EU to establish European Retail Payments Board to improve Sepa governance

EU to establish European Retail Payments Board to improve Sepa governance

The EU is poised to revise the Single Euro Payments Area (Sepa) governance arrangements by replacing the informal Sepa Council with a European Retail Payments Board and by adjusting the role of the bank-backed European Payments Council.

The Sepa Council was established in the spring of 2010 for an initial period of three years following strong criticism of the Sepa governance structure and the lack of consultation with end-users. The body has had a handful of meetings to discuss various topics related to retail payments. But industry, especially small and medium businesses and retailers as well as large corporates, have lobbied for more extensive involvement.

In a draft document seen by analysts at Brussels-based Policy and Regulatory Report, the EC suggests creating a European Retail Payments Board (ERPB). In the new, more formal, governing body, each relevant stakeholder group from both demand and supply sides of the market would have at least one representative.

The EC and the European Central Bank (ECB) would nominate the chairs of the board.

Central banks of EU members states could participate in the ERPB as observers.
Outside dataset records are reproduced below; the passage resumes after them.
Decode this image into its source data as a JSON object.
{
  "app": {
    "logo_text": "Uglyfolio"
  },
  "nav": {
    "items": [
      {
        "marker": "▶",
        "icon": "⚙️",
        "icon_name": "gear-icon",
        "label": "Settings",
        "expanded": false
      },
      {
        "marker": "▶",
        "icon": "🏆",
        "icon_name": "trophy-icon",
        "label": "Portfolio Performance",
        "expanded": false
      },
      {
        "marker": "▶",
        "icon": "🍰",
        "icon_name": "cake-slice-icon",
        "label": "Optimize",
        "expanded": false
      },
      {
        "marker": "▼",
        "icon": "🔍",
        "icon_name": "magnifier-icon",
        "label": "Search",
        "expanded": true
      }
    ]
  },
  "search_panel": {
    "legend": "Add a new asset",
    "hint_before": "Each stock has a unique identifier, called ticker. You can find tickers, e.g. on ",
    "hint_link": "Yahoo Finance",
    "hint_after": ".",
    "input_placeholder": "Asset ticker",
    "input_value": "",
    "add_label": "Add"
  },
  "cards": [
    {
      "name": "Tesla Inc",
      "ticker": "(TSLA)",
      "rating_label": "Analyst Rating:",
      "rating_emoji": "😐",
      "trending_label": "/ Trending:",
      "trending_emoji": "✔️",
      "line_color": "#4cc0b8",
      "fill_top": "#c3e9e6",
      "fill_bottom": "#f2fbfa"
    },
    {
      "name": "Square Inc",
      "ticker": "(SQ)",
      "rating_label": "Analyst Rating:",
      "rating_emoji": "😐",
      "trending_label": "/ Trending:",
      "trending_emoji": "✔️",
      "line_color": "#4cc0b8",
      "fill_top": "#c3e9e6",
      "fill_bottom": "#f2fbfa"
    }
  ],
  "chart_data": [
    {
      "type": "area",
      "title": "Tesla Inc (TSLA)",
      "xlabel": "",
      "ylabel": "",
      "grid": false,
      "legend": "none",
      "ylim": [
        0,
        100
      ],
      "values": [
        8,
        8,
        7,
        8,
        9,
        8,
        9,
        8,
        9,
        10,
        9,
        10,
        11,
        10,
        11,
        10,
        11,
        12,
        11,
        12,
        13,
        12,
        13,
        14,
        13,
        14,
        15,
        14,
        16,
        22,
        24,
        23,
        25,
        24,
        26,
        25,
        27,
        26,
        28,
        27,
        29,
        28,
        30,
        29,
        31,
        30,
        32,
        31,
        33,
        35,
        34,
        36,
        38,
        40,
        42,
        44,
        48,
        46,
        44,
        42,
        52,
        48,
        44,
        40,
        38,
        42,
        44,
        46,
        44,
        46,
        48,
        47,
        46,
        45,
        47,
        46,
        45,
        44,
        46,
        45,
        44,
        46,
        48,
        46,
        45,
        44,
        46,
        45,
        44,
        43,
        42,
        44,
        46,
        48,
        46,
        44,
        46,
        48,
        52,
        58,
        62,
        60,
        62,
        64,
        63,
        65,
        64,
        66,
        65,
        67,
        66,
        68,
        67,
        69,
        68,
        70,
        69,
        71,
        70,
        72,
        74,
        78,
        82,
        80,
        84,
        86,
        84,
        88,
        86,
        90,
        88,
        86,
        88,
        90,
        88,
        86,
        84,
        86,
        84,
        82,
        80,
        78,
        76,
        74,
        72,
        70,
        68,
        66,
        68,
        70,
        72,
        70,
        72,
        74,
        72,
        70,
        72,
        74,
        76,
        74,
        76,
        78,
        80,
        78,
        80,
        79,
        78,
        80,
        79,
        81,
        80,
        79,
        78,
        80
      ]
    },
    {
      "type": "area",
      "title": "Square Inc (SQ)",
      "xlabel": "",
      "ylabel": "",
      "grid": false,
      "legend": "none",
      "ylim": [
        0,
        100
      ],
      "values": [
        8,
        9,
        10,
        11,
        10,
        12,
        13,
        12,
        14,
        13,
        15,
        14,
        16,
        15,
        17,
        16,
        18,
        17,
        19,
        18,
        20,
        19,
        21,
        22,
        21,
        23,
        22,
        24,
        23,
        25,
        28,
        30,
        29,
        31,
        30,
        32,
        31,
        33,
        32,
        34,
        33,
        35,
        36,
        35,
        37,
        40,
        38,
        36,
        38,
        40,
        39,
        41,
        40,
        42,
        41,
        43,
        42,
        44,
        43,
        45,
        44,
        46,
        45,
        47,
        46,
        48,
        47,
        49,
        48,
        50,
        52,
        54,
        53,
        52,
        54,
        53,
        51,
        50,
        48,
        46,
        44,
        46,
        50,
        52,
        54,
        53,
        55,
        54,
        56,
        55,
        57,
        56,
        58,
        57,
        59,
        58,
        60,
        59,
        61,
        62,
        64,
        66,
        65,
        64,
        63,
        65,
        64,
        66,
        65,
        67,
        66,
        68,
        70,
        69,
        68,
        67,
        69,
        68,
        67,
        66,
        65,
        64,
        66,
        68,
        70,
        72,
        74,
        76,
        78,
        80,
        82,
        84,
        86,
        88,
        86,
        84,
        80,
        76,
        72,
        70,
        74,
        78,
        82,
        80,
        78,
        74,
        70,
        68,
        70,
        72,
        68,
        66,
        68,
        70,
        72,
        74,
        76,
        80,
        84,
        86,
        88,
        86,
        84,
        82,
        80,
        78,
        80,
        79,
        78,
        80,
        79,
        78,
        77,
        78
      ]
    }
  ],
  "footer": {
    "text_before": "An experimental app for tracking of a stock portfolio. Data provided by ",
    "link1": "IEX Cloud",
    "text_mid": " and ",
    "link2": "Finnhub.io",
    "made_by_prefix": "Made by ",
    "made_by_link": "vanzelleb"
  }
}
Industry associations will be able to suggest their nominees, who, as well as the observers, would have to be appointed by the chair for a period of three years. The composition of the board would be reviewed every two years, however, and more observers could be admitted, according to the draft document.

The proposal also foresees the possibility of an additional "multi-stakeholder group" that could be established as the board's sub-committee "for a limited period of time for specific clearly defined tasks of strictly executive nature and entailing technical work only."

The ERPB would make its decisions on a consensus basis. Its objective centers on ensuring a level playing field for all market players in the retail payments business in Europe. The mandate ranges from identifying obstacles to credit transfers, direct debits, card, internet and mobile payments to putting together strategies to address any such hurdles to foster innovation and competition in European retail payments market.

In the draft staff working paper, the EC suggests that the ERPB would provide an annual report on its activities to the EC, ECB, EP and the Ecofin Council "to enhance its transparency and accountability."

While admitting that the European Payments Council is a private body that decides autonomously on its set-up and priorities in the field of retail payments, the EC draft working document suggests that it should also consider broadening its membership to ensure a better representation of the overall payment industry.